Ergothioneine attenuates whole-abdominal irradiation-induced multi-organ injury via the gut-heart-brain axis by modulating calcium voltage-gated channel subunit alpha1 C (Cacna1c) expression.

Despite the precise targeting of radiation therapy, collateral damage to adjacent healthy tissues remains an inevitable consequence. Currently, no effective clinical intervention exists to prevent or alleviate these adverse effects. To address this issue, our study established a whole-abdominal irradiation (WAI) model using C57BL/6J mice to investigate the systemic effects of ionizing radiation (IR) on the gut and other organs. Results confirmed that IR not only causes significant intestinal damage but also induces cardiac injury and cognitive dysfunction through remote effects.
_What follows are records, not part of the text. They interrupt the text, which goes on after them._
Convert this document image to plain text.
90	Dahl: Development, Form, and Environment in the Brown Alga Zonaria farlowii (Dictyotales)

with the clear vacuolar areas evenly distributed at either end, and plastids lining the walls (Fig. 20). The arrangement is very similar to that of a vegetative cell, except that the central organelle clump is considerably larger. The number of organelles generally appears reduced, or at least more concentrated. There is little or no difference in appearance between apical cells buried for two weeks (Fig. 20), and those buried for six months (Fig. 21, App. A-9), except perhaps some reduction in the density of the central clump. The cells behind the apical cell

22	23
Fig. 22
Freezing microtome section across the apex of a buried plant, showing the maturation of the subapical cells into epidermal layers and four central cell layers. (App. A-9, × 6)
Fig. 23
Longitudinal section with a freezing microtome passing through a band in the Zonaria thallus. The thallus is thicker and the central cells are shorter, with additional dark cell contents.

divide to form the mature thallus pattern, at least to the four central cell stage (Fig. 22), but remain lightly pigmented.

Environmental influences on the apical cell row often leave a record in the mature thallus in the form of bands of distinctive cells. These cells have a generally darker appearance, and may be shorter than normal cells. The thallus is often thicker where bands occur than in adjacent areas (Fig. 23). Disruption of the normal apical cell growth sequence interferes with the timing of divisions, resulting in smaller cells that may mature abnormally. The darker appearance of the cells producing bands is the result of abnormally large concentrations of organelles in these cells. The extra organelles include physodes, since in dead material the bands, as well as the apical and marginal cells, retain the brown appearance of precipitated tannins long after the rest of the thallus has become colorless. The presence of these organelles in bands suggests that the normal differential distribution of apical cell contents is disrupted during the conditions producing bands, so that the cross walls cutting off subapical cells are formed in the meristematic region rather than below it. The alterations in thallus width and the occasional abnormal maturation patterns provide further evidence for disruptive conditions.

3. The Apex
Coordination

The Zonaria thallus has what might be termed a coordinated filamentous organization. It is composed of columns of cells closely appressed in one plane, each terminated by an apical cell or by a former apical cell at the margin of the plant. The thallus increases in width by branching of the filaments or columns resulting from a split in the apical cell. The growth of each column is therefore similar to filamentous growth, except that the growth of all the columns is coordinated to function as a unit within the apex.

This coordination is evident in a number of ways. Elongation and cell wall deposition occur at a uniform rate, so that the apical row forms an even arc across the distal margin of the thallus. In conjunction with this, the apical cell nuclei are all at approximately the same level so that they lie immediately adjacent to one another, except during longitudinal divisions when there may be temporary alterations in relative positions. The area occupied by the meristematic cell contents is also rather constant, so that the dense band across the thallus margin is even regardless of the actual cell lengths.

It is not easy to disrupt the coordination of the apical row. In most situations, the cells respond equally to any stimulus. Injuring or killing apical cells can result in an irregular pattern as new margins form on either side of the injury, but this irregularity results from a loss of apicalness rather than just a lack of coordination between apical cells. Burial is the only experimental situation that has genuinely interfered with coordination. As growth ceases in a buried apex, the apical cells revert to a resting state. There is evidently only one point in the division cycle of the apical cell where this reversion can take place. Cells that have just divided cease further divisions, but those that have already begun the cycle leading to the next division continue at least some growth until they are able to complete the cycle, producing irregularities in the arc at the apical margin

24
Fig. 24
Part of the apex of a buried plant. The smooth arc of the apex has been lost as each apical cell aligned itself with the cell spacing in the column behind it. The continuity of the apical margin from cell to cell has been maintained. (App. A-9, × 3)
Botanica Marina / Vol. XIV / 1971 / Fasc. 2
Ergothioneine (EGT), a naturally occurring dietary sulfur compound, has garnered significant attention in recent years for its unique functions in antioxidant, anti-inflammatory, and metabolic regulation. Our findings reveal that EGT significantly mitigates IR-induced structural damage to the intestine, preserves crypt-villus architecture, restores goblet cell numbers, and reduces systemic inflammation. Furthermore, EGT modified post-IR gut microbiota composition by decreasing the relative abundance of Candidatus_Soleaferrea and downregulating calcium voltage-gated channel subunit alpha1 C (Cacna1c) expression. EGT alleviated WAI-induced cardiac and cognitive dysfunction through the gut-heart and gut-brain axes. EGT also ameliorated dextran sulfate sodium (DSS)-induced colitis and enhanced intestinal barrier function. Our findings identify EGT as a novel multi-organ radioprotective agent that acts through microbiota modulation and Cacna1c regulation, providing a viable strategy for improving radiotherapy safety and efficacy.